Alessia Dulbecco indaga su Il Tascabile gli stereotipi di genere – riscontrabili, sostiene, perfino in alcuni settori di mercato come quello dei giocattoli – attraverso cui gli adulti – spesso inconsapevolmente e negli ambiti più disparati – si rapportano ai bambini, riflettendo quindi sulle forme dannose di socializzazione rigidamente diversificate per maschi e femmine che tale meccanismo culturale tende a favorire.

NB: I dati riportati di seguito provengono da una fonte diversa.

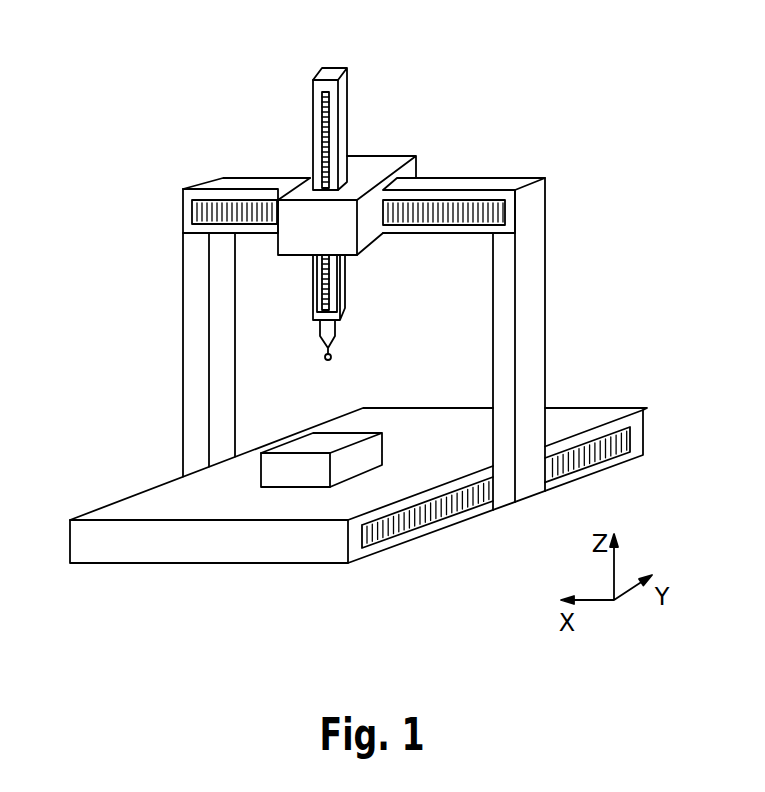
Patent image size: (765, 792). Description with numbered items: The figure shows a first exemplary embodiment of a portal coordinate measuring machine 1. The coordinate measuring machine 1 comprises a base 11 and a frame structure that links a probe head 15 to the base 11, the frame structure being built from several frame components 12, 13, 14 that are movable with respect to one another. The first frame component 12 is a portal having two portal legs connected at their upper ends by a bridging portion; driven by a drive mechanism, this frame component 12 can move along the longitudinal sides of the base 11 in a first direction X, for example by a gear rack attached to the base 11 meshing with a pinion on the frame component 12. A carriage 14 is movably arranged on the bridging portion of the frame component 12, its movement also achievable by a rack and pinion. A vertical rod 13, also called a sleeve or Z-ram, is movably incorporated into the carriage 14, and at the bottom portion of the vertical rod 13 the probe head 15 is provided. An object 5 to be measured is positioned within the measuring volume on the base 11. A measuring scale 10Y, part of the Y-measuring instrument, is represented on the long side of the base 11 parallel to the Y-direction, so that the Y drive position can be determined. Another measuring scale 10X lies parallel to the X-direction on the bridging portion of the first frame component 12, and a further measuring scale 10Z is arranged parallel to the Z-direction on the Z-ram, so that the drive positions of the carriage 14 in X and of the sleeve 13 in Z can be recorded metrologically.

The portal coordinate measuring machine 1 is at (568, 95).
The object 5 is at (318, 447).
The measuring scale 10X is at (200, 215).
The measuring scale 10Y is at (453, 503).
The measuring scale 10Z is at (327, 113).
The base 11 is at (133, 505).
The first frame component 12 is at (533, 268).
The vertical rod 13 is at (343, 293).
The carriage 14 is at (367, 170).
The probe head 15 is at (322, 345).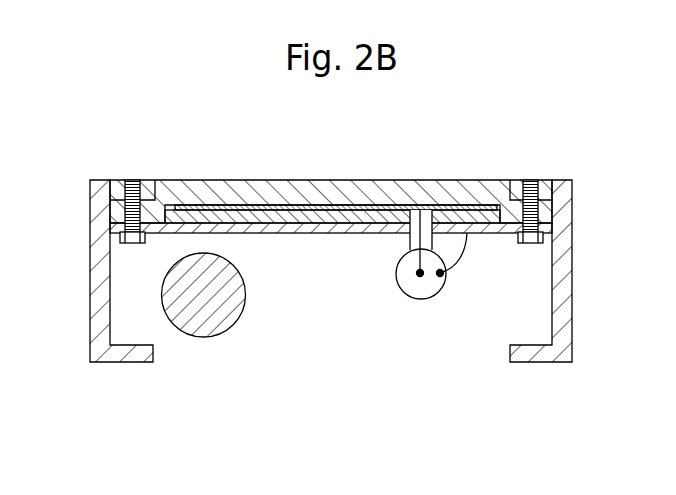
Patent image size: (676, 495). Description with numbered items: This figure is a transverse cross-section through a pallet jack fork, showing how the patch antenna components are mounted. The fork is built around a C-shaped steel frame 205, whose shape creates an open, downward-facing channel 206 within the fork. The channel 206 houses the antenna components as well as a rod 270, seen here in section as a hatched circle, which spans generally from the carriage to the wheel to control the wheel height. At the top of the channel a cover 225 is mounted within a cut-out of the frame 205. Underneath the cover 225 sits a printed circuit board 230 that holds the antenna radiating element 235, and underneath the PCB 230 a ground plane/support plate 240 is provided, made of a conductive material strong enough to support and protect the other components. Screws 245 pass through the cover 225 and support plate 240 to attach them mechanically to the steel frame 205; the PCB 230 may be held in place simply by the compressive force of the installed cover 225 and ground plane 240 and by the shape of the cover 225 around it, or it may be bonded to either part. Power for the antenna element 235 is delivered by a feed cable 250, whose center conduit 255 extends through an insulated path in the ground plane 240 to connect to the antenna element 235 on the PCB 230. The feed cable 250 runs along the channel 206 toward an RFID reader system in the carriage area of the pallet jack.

The steel frame 205 is at (113, 167).
The channel 206 is at (219, 378).
The cover 225 is at (188, 167).
The printed circuit board 230 is at (496, 199).
The antenna radiating element 235 is at (452, 196).
The ground plane/support plate 240 is at (486, 247).
The screws 245 is at (536, 180).
The feed cable 250 is at (411, 310).
The center conduit 255 is at (384, 275).
The rod 270 is at (245, 302).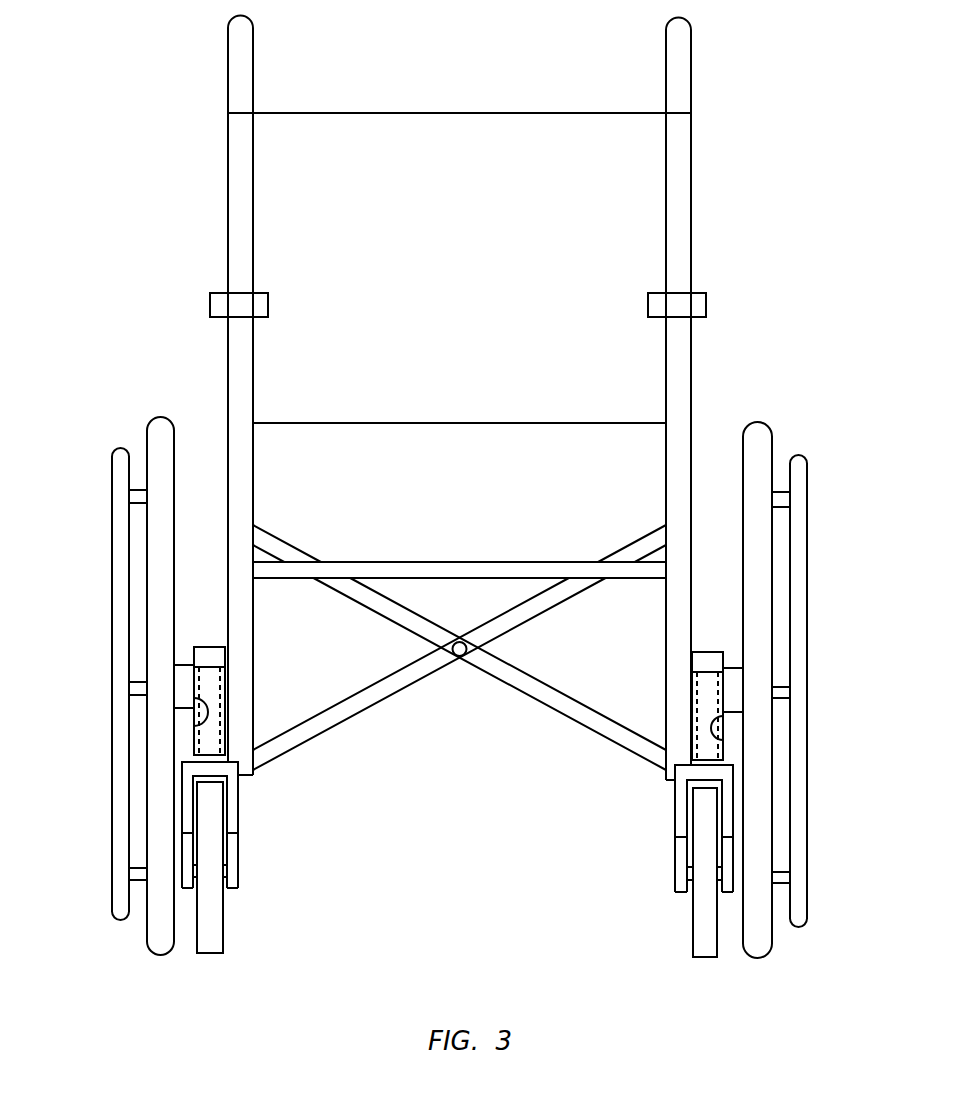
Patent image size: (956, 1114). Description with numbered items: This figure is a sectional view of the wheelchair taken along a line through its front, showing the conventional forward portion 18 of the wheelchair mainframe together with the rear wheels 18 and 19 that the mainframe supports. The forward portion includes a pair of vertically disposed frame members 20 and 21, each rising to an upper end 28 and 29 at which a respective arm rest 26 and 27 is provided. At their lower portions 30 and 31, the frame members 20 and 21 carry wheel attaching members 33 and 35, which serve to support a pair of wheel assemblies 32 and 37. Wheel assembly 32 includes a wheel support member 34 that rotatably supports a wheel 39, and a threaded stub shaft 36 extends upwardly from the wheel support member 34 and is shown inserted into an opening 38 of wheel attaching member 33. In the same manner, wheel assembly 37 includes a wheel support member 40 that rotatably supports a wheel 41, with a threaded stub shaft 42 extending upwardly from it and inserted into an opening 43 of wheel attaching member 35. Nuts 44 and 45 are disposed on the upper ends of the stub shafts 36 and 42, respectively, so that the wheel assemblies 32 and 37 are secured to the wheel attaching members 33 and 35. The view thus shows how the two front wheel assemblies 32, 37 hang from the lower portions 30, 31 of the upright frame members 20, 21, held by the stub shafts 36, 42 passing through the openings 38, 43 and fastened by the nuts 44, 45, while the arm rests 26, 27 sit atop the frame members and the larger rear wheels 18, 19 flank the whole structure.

The rear wheel / forward portion 18 is at (772, 423).
The rear wheel 19 is at (147, 420).
The frame member 20 is at (691, 408).
The frame member 21 is at (228, 386).
The arm rest 26 is at (678, 295).
The arm rest 27 is at (240, 293).
The upper end 28 is at (691, 352).
The upper end 29 is at (228, 345).
The lower portion 30 is at (666, 705).
The lower portion 31 is at (253, 699).
The wheel assembly 32 is at (692, 873).
The wheel attaching member 33 is at (712, 690).
The wheel support member 34 is at (675, 850).
The wheel attaching member 35 is at (210, 685).
The threaded stub shaft 36 is at (708, 765).
The wheel assembly 37 is at (197, 858).
The opening 38 is at (720, 735).
The wheel 39 is at (693, 945).
The wheel support member 40 is at (240, 858).
The wheel 41 is at (223, 935).
The threaded stub shaft 42 is at (212, 757).
The opening 43 is at (200, 705).
The nut 44 is at (706, 652).
The nut 45 is at (213, 647).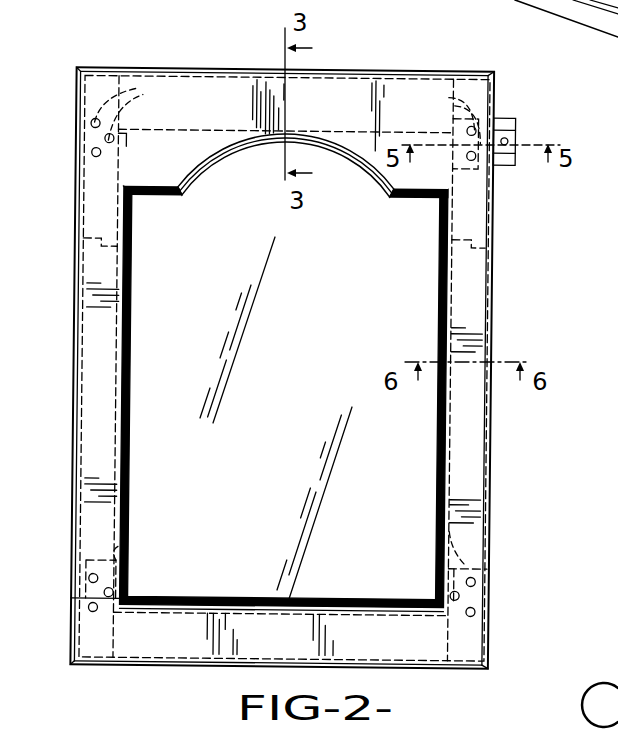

Immaginate di prepararvi per una passeggiata. Uscite dalla vostra abitazione, attraversate l’androne del palazzo e notate sul portone d’ingresso un bel fiocco rosa: immediatamente realizzate che i vicini di pianerottolo con cui ogni tanto vi soffermate a chiacchierare sono diventati genitori di una bambina. Una volta per strada, incontrate un nonno che porta a spasso il nipote: come sapete che è un maschietto? Avrà sì e no quattro anni: se non fosse per i capelli corti, lo zaino dei Gormiti e il suo outifit blu, grigio e verde non lo indovinereste. Decidete di andare a comprare un regalo per la nuova nata. Al negozio di abbigliamento per bambini chiedete alla commessa in quale reparto poter trovare un body. L’impiegata vi chiede se si tratta di un regalo per un bimbo una bimba, perché cambiano i colori e i disegni. Abbandonate l’idea del body e andate in un negozio di giocattoli. Prima di trovare il reparto dei giochi dedicati alla prima infanzia vi perdete nei corridoi su cui campeggiano indicazioni molto chiare in merito al sesso e all’età dei possibili destinatari. Guardate distrattamente il packaging dei prodotti: quello delle bambine è caratterizzato da una sovrabbondanza di rosa, viola e glitter, quello dei bambini è sui toni del blu e verde e presenta grafiche molto più dinamiche.
Immagine da pxhere.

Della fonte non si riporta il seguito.